La pensée ne connaît pas d'autre loi que le necessité qui la conduit d'une idée à une autre idée.

Le philosophe est l'ami de la pensée. Penser, connaître ce qui est. Le seul but  recherché par lephilosophe est la Vérité, la correspondance entre ce qui est et nos idées.

Il s'agit d'écarter les pensées obscures, vagues, floues. Elles trouvent leur origine dans ce que les philosophes ( PLaton, Malebranche )nomment le corps.

 

Cette intrusion de la notion de corps pose un problème à la philosophie. Nous ne pouvons vivre sans notre corps, nous ne pouvons penser sans les mots. Il ne suffit pas de parler pour penser. La penser ne saurait se passer des mots. Mais ils sont souvent trompeurs, ambigus. Sommes nous condamner à errer? Non, simplement il faut travailler et rectifier en prmanence les erreurs de formulation que nous pouvons faire...
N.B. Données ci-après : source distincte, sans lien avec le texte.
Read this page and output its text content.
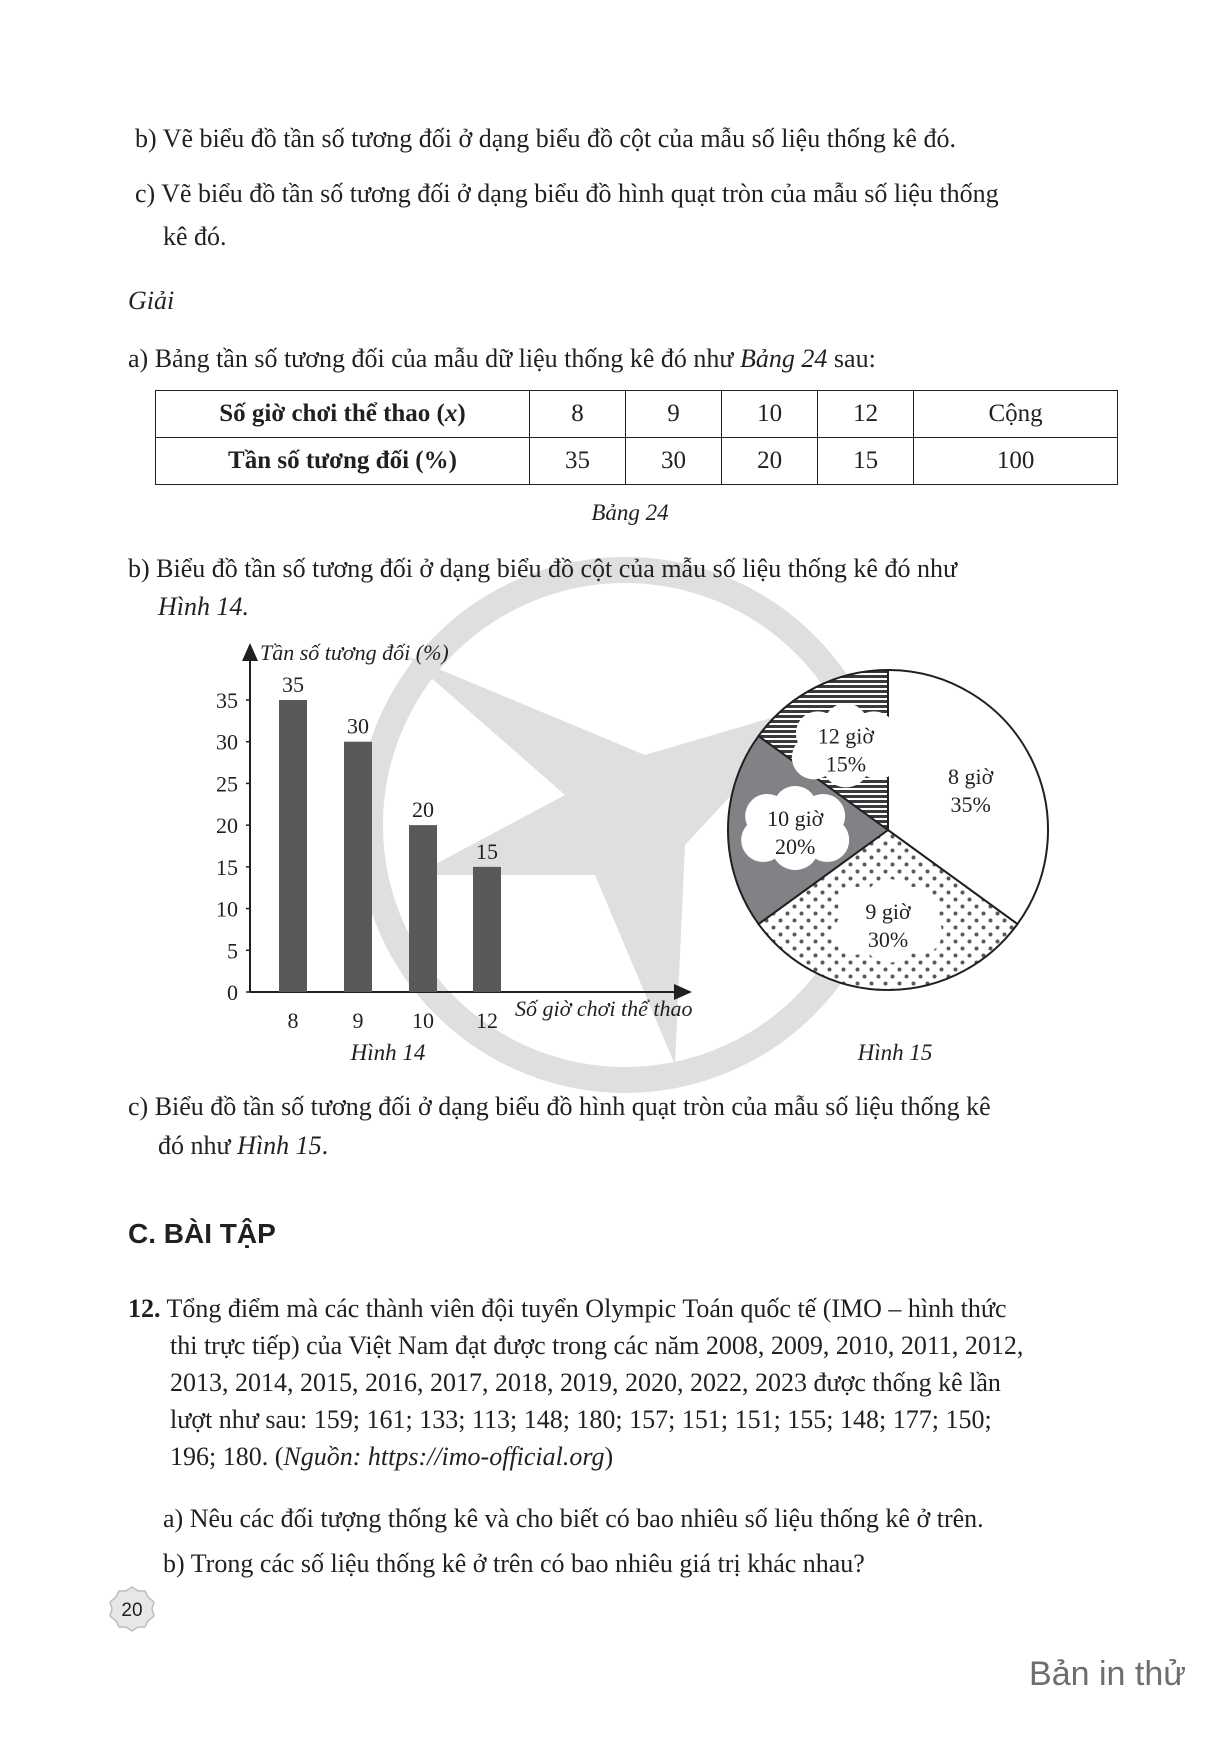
b) Vẽ biểu đồ tần số tương đối ở dạng biểu đồ cột của mẫu số liệu thống kê đó.
c) Vẽ biểu đồ tần số tương đối ở dạng biểu đồ hình quạt tròn của mẫu số liệu thống
kê đó.
Giải
a) Bảng tần số tương đối của mẫu dữ liệu thống kê đó như Bảng 24 sau:
Số giờ chơi thể thao (x)	8	9	10	12	Cộng
Tần số tương đối (%)	35	30	20	15	100
Bảng 24
b) Biểu đồ tần số tương đối ở dạng biểu đồ cột của mẫu số liệu thống kê đó như
Hình 14.
0
5
10
15
20
25
30
35
Tần số tương đối (%)
35
8
30
9
20
10
15
12 Số giờ chơi thể thao
Hình 14
8 giờ
35%
9 giờ
30%
10 giờ
20%
12 giờ
15%
Hình 15
c) Biểu đồ tần số tương đối ở dạng biểu đồ hình quạt tròn của mẫu số liệu thống kê
đó như Hình 15.
C. BÀI TẬP
12. Tổng điểm mà các thành viên đội tuyển Olympic Toán quốc tế (IMO – hình thức
thi trực tiếp) của Việt Nam đạt được trong các năm 2008, 2009, 2010, 2011, 2012,
2013, 2014, 2015, 2016, 2017, 2018, 2019, 2020, 2022, 2023 được thống kê lần
lượt như sau: 159; 161; 133; 113; 148; 180; 157; 151; 151; 155; 148; 177; 150;
196; 180. (Nguồn: https://imo-official.org)
a) Nêu các đối tượng thống kê và cho biết có bao nhiêu số liệu thống kê ở trên.
b) Trong các số liệu thống kê ở trên có bao nhiêu giá trị khác nhau?
20
Bản in thử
Si on doit dérire la pensée, elle est ce qui nous engage entiérement en notre être. Elle nous donne accés à une parole qui est la nôtre. Elle nous permet d'exister comme sujet. Une expérience intime qui engage une compréhension universelle de l'être. C'est une forme d'éveil à soi. Une prise de conscience des absurdités qui nous sont imposées par le cours des choses. Difficile de dire pourquoi et comment quelqu'un se met à penser.

Suffit il de déployer une intense activité intellectuelle pour penser? Un électro encéphalogramme peut il nous aider à décrire une pensée philosophique?On peut réfléchir sans penser, en calculant les conséquences de nos actes selon leur pertinence. Suiffit-il dêtre intello pour penser? Le bon ouvrier réfléchit avec ses mains, ainsi que l'artiste.

Penser, c'est constater un événement irréversible qui se produit en nous. Un éveil, une prise de conscience.

Le propre d'une pensée est qu'elle peut être partagée et discutée par une communauté de personnes. Une pensée est pour tout le monde et pour personne, c'est à dire qu'elle émane de nous et elle ne connaît qu'un destin, celui de s'approfondir.